Cynthia’s mum died when she was 8 but her dad, Ernest did a wonderful job of bringing her up. Holidays were at the seaside but one year, they went to Downham Market in Norfolk where Ernest was stationed in the war and met Mr and Mrs Barlow, whom he used to stay with. Mr Barlow was the town’s railway signal man. One morning, he took Cynthia to the box and she was allowed to use the signals; under supervision, of course!
In 1977, Cynthia worked at a school and one of the teachers asked for volunteers for a charity parachute jump and she and her dad got involved. Despite being an RAF man, Ernest had never jumped. He was the eldest of the volunteers and the event soon attracted the attention of the media. Ernest hit the headlines. He went on to do a lot more parachuting and even tried hand-gliding and hot-air ballooning.
Cynthia recalls the adventures with her dad with great fondness. A couple of years ago, she developed a problem with her eye and had an operation in Manchester. She learnt a few things from her consultant:
1) She was not the youngest person in Stockport to have an artificial plastic eye but the youngest in the country.
2) She is no longer classified as having an artificial eye but a prosthetic limb.
3) Her “eye fitter” is now called a prosthetic engineer.
Cynthia often laughs at the way things have changed. She has researched what her dad did in the RAF during the war as it was kept under wraps for years afterwards. This final story from Ernest himself gives you an insight into the tenacity and spirit that she has clearly inherited.
I was in a Bomber Squadron based in Norfolk during World War Two. Our aircraft were dispersed for miles around the huge airfield, which was surrounded by woods. Next to our aircraft on the edge of these woods, was a Nissen hut. This was our home. One Christmas, we were ordered to stand-by for operations, despite the fact that the ground was covered in snow a foot deep with huge, mountainous drifts.
I had promised to ring my wife at 19.00hrs. The nearest phone was a lonely road on the other side of the woods so, giving myself plenty of time due to the adverse weather conditions, I decided to set off an hour early. After struggling through the snow drifts, I finally reached my destination with seconds to spare. My relief turned to misery when after my battle against the elements, the operator greeted me with “sorry, the phone lines are fully booked until 21.00hrs”.
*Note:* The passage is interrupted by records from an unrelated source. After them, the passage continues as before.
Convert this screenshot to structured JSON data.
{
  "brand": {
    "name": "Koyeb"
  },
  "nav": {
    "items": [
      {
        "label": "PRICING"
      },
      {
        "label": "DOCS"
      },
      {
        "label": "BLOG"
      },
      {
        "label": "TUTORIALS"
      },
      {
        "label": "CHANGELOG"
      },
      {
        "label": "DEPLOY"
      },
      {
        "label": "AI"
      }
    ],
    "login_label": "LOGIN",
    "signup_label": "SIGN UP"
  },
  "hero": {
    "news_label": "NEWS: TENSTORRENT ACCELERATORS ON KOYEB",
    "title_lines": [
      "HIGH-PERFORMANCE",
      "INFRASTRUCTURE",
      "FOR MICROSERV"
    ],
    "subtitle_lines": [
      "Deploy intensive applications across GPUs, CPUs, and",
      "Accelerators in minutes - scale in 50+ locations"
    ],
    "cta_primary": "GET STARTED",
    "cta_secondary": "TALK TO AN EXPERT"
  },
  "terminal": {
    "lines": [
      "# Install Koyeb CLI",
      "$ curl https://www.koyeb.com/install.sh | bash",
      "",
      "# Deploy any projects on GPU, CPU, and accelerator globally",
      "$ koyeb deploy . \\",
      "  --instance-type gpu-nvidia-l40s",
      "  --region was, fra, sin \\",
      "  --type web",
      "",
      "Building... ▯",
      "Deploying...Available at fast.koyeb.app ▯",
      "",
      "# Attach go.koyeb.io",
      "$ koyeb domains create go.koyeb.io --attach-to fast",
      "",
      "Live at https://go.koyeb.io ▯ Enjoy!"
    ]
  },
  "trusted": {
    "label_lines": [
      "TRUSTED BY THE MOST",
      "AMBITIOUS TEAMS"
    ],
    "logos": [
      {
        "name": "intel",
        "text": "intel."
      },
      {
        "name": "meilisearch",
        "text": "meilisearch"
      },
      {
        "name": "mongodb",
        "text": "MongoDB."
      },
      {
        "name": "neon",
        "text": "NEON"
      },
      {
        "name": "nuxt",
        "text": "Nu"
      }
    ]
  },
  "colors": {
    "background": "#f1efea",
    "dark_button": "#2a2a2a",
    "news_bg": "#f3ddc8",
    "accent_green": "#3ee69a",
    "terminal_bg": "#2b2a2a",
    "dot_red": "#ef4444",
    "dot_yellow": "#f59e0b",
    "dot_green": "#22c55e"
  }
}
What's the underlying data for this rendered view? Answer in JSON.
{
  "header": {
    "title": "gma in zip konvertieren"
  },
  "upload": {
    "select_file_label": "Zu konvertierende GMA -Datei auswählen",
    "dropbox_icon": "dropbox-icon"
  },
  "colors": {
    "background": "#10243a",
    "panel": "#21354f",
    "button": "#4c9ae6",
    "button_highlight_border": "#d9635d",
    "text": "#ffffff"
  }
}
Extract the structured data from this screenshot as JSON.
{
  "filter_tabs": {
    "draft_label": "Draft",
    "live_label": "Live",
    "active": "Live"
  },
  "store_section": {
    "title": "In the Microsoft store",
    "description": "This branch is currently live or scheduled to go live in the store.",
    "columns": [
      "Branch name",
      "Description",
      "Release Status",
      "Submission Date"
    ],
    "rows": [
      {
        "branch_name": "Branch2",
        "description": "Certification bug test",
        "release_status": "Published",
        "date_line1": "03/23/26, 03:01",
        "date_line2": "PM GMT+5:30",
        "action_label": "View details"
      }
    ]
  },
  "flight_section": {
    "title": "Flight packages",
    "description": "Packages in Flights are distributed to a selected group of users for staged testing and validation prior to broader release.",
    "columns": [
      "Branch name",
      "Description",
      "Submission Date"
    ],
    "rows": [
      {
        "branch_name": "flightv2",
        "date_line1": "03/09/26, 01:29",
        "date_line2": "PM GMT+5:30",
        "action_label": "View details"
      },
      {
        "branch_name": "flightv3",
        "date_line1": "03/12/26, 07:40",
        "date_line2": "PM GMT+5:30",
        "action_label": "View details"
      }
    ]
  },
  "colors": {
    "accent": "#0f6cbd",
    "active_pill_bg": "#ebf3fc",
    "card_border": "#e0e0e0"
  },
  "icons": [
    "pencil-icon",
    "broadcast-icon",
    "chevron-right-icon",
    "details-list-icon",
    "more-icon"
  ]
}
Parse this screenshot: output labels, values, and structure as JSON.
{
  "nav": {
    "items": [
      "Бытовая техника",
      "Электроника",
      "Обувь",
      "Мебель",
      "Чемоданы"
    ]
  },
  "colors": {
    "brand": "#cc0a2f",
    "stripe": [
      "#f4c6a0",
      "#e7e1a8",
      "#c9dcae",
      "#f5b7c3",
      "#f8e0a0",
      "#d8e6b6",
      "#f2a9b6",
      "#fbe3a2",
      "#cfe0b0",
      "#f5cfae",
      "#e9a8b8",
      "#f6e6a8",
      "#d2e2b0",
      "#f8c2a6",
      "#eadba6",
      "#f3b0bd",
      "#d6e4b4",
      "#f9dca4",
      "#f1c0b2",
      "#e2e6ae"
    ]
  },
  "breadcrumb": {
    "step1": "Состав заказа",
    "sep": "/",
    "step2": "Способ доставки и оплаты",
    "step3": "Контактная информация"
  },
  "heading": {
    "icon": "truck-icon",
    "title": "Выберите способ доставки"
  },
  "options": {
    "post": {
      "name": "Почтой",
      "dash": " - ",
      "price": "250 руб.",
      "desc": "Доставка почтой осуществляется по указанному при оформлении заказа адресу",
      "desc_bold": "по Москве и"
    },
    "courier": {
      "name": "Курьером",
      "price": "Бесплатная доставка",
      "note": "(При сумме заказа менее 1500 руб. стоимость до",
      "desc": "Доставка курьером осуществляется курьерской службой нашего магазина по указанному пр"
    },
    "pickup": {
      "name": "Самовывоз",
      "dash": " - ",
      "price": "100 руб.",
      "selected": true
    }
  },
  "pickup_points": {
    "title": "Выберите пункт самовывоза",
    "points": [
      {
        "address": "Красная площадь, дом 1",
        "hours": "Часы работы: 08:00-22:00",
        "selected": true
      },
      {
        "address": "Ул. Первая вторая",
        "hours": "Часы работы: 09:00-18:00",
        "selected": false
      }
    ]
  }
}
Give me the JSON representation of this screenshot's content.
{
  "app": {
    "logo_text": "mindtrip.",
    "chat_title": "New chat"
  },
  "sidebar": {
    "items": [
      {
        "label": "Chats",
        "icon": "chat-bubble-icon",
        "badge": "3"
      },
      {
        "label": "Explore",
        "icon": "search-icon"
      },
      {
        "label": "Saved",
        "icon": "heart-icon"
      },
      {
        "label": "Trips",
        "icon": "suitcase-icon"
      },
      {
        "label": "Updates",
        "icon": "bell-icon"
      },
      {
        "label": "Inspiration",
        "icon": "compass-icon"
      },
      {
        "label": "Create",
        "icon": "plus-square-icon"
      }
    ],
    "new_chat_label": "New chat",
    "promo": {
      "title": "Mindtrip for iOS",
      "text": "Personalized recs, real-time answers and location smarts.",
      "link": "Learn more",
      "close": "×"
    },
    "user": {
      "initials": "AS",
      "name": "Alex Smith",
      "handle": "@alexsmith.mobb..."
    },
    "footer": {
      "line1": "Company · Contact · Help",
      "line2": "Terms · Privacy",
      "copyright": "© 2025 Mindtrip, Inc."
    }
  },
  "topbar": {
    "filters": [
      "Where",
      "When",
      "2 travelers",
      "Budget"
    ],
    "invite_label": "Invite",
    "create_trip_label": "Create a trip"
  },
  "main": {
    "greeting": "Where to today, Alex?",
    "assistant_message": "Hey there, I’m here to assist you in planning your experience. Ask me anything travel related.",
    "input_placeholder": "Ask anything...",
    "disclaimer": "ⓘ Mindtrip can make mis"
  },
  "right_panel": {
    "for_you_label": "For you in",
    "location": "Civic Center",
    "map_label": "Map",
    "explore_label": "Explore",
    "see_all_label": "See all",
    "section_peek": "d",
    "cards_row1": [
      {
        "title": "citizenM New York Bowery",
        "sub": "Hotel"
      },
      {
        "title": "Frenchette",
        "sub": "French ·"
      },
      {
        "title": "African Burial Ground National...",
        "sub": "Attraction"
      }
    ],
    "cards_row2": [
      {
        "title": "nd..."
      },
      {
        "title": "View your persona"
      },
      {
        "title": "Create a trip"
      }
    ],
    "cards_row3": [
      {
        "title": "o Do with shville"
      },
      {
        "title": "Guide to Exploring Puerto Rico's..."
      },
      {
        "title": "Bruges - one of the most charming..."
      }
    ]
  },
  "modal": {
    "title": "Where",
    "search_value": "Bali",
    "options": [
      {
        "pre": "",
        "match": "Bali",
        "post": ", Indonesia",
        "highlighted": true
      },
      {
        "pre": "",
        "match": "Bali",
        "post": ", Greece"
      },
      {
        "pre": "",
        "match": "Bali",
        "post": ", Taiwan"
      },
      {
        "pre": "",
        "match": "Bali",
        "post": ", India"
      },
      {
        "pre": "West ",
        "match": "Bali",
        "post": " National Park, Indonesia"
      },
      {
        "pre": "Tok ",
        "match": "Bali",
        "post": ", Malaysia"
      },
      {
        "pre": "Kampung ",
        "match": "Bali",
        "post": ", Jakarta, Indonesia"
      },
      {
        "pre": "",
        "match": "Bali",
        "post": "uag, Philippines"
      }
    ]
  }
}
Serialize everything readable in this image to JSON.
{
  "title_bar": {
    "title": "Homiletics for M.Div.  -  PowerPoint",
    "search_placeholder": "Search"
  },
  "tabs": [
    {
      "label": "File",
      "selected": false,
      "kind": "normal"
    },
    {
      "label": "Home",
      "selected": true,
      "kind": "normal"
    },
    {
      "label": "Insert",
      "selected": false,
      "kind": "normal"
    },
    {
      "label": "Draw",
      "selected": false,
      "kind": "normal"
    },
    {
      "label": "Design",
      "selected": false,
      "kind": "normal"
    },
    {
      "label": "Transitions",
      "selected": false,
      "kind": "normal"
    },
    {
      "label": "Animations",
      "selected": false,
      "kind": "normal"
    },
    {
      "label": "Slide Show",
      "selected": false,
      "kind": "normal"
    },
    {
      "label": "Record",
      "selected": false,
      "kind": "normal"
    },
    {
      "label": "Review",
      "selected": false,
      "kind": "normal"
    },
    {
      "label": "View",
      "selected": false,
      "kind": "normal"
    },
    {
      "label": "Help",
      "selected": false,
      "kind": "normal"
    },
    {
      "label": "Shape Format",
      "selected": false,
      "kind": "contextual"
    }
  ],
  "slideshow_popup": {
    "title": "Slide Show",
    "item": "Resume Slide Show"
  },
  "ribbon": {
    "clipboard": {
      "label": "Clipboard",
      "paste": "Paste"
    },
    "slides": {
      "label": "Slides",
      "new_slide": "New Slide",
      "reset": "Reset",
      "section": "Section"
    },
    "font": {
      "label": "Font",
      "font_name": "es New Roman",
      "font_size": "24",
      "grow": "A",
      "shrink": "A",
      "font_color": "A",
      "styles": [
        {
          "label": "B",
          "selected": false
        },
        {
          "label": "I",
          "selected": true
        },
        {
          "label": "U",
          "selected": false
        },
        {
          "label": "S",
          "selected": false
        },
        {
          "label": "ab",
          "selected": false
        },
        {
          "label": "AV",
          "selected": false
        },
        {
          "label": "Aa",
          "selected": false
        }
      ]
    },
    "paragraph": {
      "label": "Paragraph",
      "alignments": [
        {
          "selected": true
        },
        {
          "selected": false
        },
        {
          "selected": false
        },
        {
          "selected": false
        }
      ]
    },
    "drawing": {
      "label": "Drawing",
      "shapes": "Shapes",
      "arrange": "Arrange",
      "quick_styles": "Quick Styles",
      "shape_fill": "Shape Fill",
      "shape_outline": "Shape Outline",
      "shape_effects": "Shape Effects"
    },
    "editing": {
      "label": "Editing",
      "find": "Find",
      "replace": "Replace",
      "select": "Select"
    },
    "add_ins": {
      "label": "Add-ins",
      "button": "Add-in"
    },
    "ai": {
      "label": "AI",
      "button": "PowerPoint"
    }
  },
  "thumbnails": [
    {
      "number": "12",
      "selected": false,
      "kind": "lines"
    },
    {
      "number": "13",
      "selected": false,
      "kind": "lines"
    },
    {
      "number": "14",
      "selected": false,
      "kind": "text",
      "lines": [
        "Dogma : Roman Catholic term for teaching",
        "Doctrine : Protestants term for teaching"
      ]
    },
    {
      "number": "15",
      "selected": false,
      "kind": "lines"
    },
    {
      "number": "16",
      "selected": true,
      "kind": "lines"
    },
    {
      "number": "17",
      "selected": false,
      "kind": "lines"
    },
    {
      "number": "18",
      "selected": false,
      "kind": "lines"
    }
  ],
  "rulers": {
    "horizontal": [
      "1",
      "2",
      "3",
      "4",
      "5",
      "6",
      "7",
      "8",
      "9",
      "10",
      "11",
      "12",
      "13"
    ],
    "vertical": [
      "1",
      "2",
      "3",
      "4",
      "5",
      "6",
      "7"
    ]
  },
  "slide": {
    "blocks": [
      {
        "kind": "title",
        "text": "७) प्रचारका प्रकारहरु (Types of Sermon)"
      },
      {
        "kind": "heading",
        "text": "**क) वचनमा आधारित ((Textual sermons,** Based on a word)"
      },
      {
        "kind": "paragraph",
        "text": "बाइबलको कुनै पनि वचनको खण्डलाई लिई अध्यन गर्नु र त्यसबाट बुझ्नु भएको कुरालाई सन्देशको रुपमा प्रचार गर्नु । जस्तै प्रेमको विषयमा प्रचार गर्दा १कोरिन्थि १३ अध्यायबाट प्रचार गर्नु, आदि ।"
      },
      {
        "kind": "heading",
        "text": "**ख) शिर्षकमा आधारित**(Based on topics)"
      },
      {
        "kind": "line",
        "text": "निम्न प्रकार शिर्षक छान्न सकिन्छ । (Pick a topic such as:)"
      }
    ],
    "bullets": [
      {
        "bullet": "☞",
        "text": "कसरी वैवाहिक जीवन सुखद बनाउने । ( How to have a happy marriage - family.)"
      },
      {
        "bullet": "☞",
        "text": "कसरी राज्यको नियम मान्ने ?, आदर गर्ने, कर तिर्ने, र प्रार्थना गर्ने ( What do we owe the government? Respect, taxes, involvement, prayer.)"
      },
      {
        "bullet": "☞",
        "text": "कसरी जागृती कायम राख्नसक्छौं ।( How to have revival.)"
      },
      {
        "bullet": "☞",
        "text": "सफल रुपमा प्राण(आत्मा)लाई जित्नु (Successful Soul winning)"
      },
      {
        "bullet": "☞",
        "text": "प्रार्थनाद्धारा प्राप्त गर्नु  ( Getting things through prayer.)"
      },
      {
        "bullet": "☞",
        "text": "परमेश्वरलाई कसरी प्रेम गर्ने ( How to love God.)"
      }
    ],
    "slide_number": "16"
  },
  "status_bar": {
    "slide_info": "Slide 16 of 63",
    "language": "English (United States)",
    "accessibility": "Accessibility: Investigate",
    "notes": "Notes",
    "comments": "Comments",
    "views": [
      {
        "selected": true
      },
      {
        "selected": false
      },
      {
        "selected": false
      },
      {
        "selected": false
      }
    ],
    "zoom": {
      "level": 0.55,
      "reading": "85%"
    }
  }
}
In order not to be caught out again, I booked a call myself for 21.00hrs. Not fancying the thought of standing around for two hours, I set off again on my bleak trek through the woods, back towards civilisation, and the hut. I crawled and crawled, finally arriving there at 20.00hrs. I looked in and explained my situation to the lads; they were highly amused at my predicament. Well, an hour there, an hour back and an hour left before I was due to place my call. Off I set once more, to fight my way back through the frozen wastes of Norfolk.
I made it with two minutes to spare, the operator connected my call and I then managed to wish my dear wife a Belated Merry Christmas. It was roughly 22.00hrs when I arrived back. I was cold, wet and thoroughly exhausted.
The Squadron Leader had invited Joe Loss and his Band over for the evening, to give a little comfort to those of us who weren’t on duty. And despite my physical sufferings, I couldn’t help but smile when during my journey, I heard their melodic rendition of In the Mood. It was a Christmas Night I will always remember.